O coletivo «Recuperar Austrália» organizou concentrações numa dezena de cidades, onde os manifestantes ostentaram bandeiras australianas e mostraram cartazes onde podia ler-se: «Não ao Islão, não à sharia [lei islâmica], não ao halal [comida autorizada para muçulmanos]».

Os organizadores negaram que os protestos fossem contra os muçulmanos e insistiram que apenas contestam o extremismo islamita.
 

«Não estamos contra nenhuma raça ou religião em particular. Estamos contra os extremistas de uma religião em particular».


Os protestos suscitaram a realização de contramanifestações de ativistas antirracistas, que acusaram o movimento «Recuperar Austrália» de ser antimuçulmano.

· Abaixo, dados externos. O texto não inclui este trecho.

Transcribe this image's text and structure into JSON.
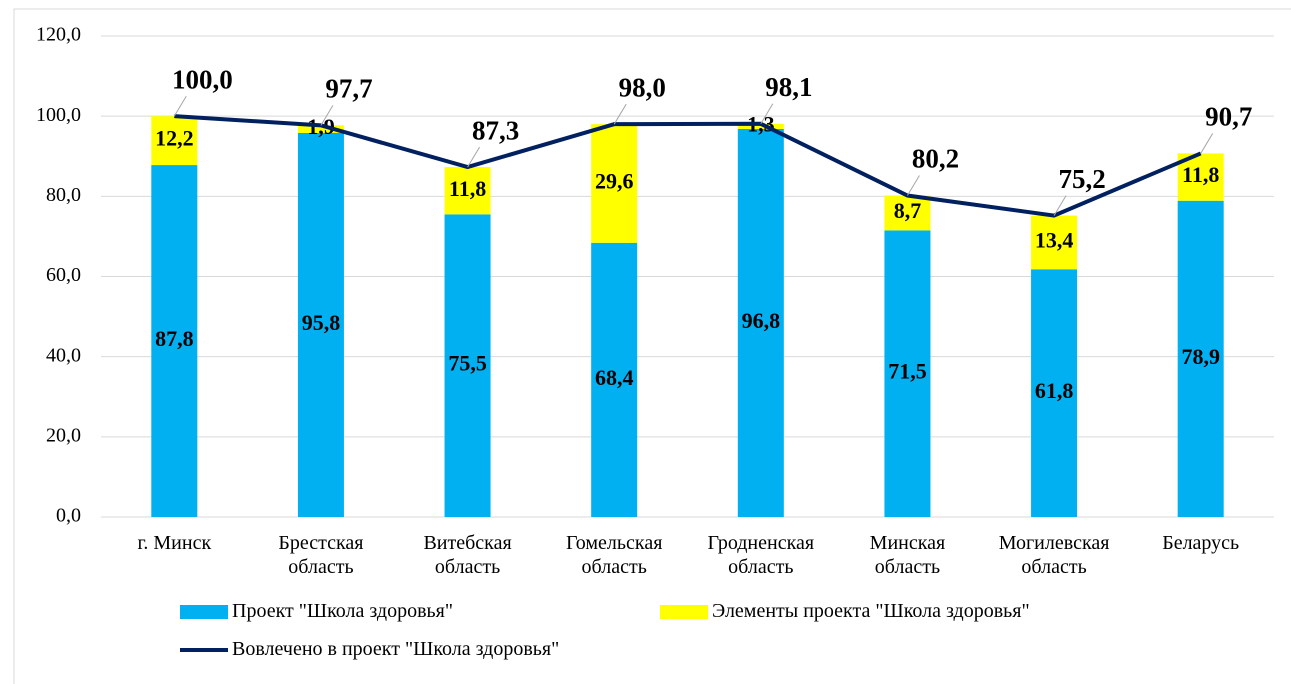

«Isto é claramente um ataque aos muçulmanos e à comunidade muçulmana neste país. Tudo é sobre a comida halal, a lei islâmica, proibir a burca», disse uma das organizadoras de uma contramanifestação em Sidney.

Manifestantes dos dois grupos trocaram insultos e, em alguns casos, chegaram mesmo a confrontarem-se, o que obrigou à intervenção da polícia.

Em Sidney, cerca de 500 pessoas concentraram-se nas imediações da cafetaria onde em dezembro um homem, que se dizia inspirado pelo movimento autodenominado Estado Islâmico, se barricou, acabando por morrer, juntamente com dois reféns.

Em Melbourne, policias a cavalo tiveram que colocar-se entre os dois grupos para evitar os confrontos.

Realizaram-se ainda manifestações em Brisbane, Adelaide, Perth e Hobart, onde um homem que participava na marcha do «Recuperar Austrália» foi detido e acusado de assalto depois de confrontos entre o seu grupo e os defensores do multiculturalismo.